Engineering POV: How Snips & NXP offline voice control solutions enable simple, natural interaction with everyday devices.
Snips and NXP are already providing full voice natural understanding on MPUs, now they’re working together to bring voice to every device. Controlling devices through voice interactions is more natural and straightforward than fumbling through complex user interfaces, especially on smaller, lower cost devices that don’t usually have a touch screen.
To help manufacturers easily add voice capabilities to their products, Snips has combined their expertise in on-device voice interface solutions with NXP’s i.MX RT crossover processors. This new solution works with an application-specific model. For example, in a washing machine, a user may initiate a wash cycle through spoken commands. The washing machine will then ask appropriate questions to set water temperature, spin cycle, and any other appropriate parameters.
The combination of the offline implementation that eliminates the need for cloud connectivity cost adders, such as a Wi-Fi module, running on NXP’s low cost i.MX RT crossover processor platform enable breakthrough system cost savings, making it suitable for a broader range of applications such as switches, dimmers, small appliances and thermostats.
Another key benefit is its privacy by design, which means none of the audio gets transmitted to the cloud – all processing is done locally on the device itself.
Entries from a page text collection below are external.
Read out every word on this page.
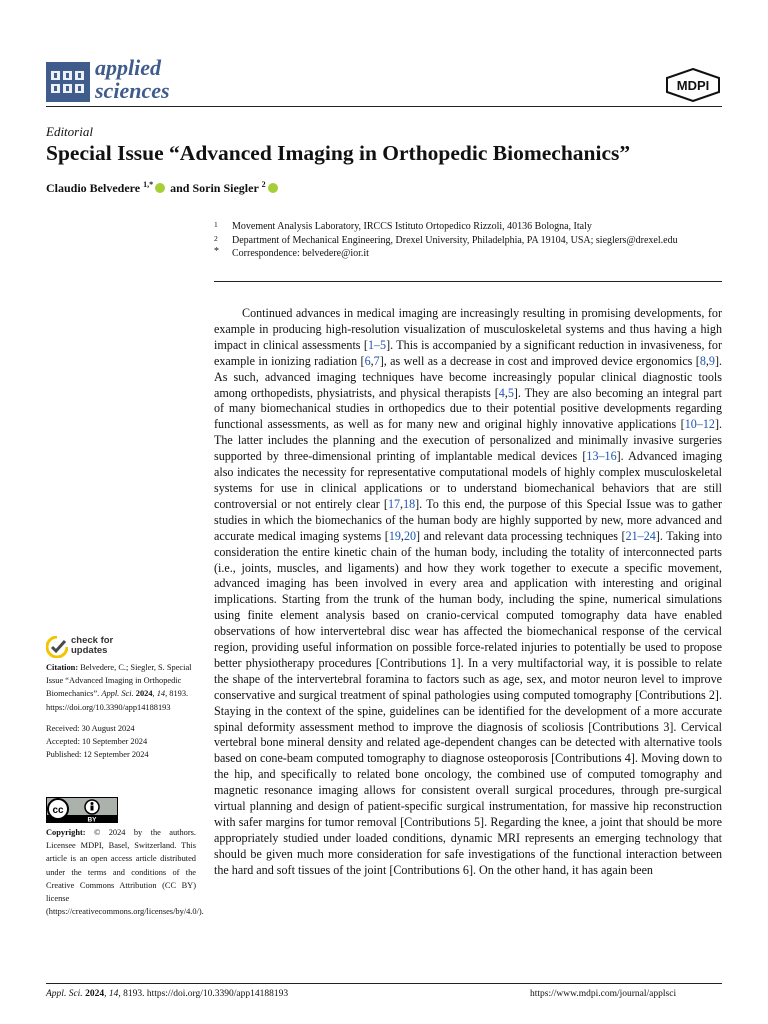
applied
sciences	MDPI
Editorial
Special Issue “Advanced Imaging in Orthopedic Biomechanics”
Claudio Belvedere $^{1,*}$ and Sorin Siegler $^2$
1	Movement Analysis Laboratory, IRCCS Istituto Ortopedico Rizzoli, 40136 Bologna, Italy
2	Department of Mechanical Engineering, Drexel University, Philadelphia, PA 19104, USA; sieglers@drexel.edu
*	Correspondence: belvedere@ior.it

Continued advances in medical imaging are increasingly resulting in promising developments, for example in producing high-resolution visualization of musculoskeletal systems and thus having a high impact in clinical assessments [1–5]. This is accompanied by a significant reduction in invasiveness, for example in ionizing radiation [6,7], as well as a decrease in cost and improved device ergonomics [8,9]. As such, advanced imaging techniques have become increasingly popular clinical diagnostic tools among orthopedists, physiatrists, and physical therapists [4,5]. They are also becoming an integral part of many biomechanical studies in orthopedics due to their potential positive developments regarding functional assessments, as well as for many new and original highly innovative applications [10–12]. The latter includes the planning and the execution of personalized and minimally invasive surgeries supported by three-dimensional printing of implantable medical devices [13–16]. Advanced imaging also indicates the necessity for representative computational models of highly complex musculoskeletal systems for use in clinical applications or to understand biomechanical behaviors that are still controversial or not entirely clear [17,18]. To this end, the purpose of this Special Issue was to gather studies in which the biomechanics of the human body are highly supported by new, more advanced and accurate medical imaging systems [19,20] and relevant data processing techniques [21–24]. Taking into consideration the entire kinetic chain of the human body, including the totality of interconnected parts (i.e., joints, muscles, and ligaments) and how they work together to execute a specific movement, advanced imaging has been involved in every area and application with interesting and original implications. Starting from the trunk of the human body, including the spine, numerical simulations using finite element analysis based on cranio-cervical computed tomography data have enabled observations of how intervertebral disc wear has affected the biomechanical response of the cervical region, providing useful information on possible force-related injuries to potentially be used to propose better physiotherapy procedures [Contributions 1]. In a very multifactorial way, it is possible to relate the shape of the intervertebral foramina to factors such as age, sex, and motor neuron level to improve conservative and surgical treatment of spinal pathologies using computed tomography [Contributions 2]. Staying in the context of the spine, guidelines can be identified for the development of a more accurate spinal deformity assessment method to improve the diagnosis of scoliosis [Contributions 3]. Cervical vertebral bone mineral density and related age-dependent changes can be detected with alternative tools based on cone-beam computed tomography to diagnose osteoporosis [Contributions 4]. Moving down to the hip, and specifically to related bone oncology, the combined use of computed tomography and magnetic resonance imaging allows for consistent overall surgical procedures, through pre-surgical virtual planning and design of patient-specific surgical instrumentation, for massive hip reconstruction with safer margins for tumor removal [Contributions 5]. Regarding the knee, a joint that should be more appropriately studied under loaded conditions, dynamic MRI represents an emerging technology that should be given much more consideration for safe investigations of the functional interaction between the hard and soft tissues of the joint [Contributions 6]. On the other hand, it has again been

check for
updates

Citation: Belvedere, C.; Siegler, S. Special Issue “Advanced Imaging in Orthopedic Biomechanics”. Appl. Sci. 2024, 14, 8193. https://doi.org/10.3390/app14188193

Received: 30 August 2024

Accepted: 10 September 2024

Published: 12 September 2024

cc
BY
Copyright: © 2024 by the authors. Licensee MDPI, Basel, Switzerland. This article is an open access article distributed under the terms and conditions of the Creative Commons Attribution (CC BY) license (https://creativecommons.org/licenses/by/4.0/).
Appl. Sci. 2024, 14, 8193. https://doi.org/10.3390/app14188193	https://www.mdpi.com/journal/applsci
This voice solution incorporates many cutting-edge technologies that are typically found in high-end hardware and co-processor DSPs. Leveraging the performance of i.MX RT processors, this solution can accomplish most, and in many cases – all of the capabilities that are typically offered in MPU+DSP designs.
The audio processing front end and the Snips local control library are the unique enabling technologies. The local control library package is easy to use and features both hotword and command detection. These two features can be used together or separately to customize the user experience.
From the software perspective, the library is efficient and easy to integrate into any application. It uses less than 100KB of RAM for typical models, leaving plenty of RAM for the rest of the application. Integrating the library into an application is easy as well.
After setting up and initializing the library, the application simply feeds an input audio stream into the Snips library. As the library detects the hotword or command, it executes callbacks for the user application to handle them.
Feeding the library is the audio processing front-end. This component is responsible for listening to multiple microphones (up to 3 on the voice solution) to clean up the audio by applying processing such as beam forming and echo cancellation. The front-end then chooses the best beam and sends the audio to the library.
Together, NXP and SNIPS are providing a complete, fully tested implementation of local voice control that can be rapidly integrated into any application.
On the horizon, NXP’s scalable IoT solutions architecture based on i.MX processors and Snips voice technology can easily be combined with other leading AI/ML capabilities such as facial recognition, object detection and anomaly detection to enable a variety of exciting new applications.
Snips and NXP are currently working with select partners on this solution.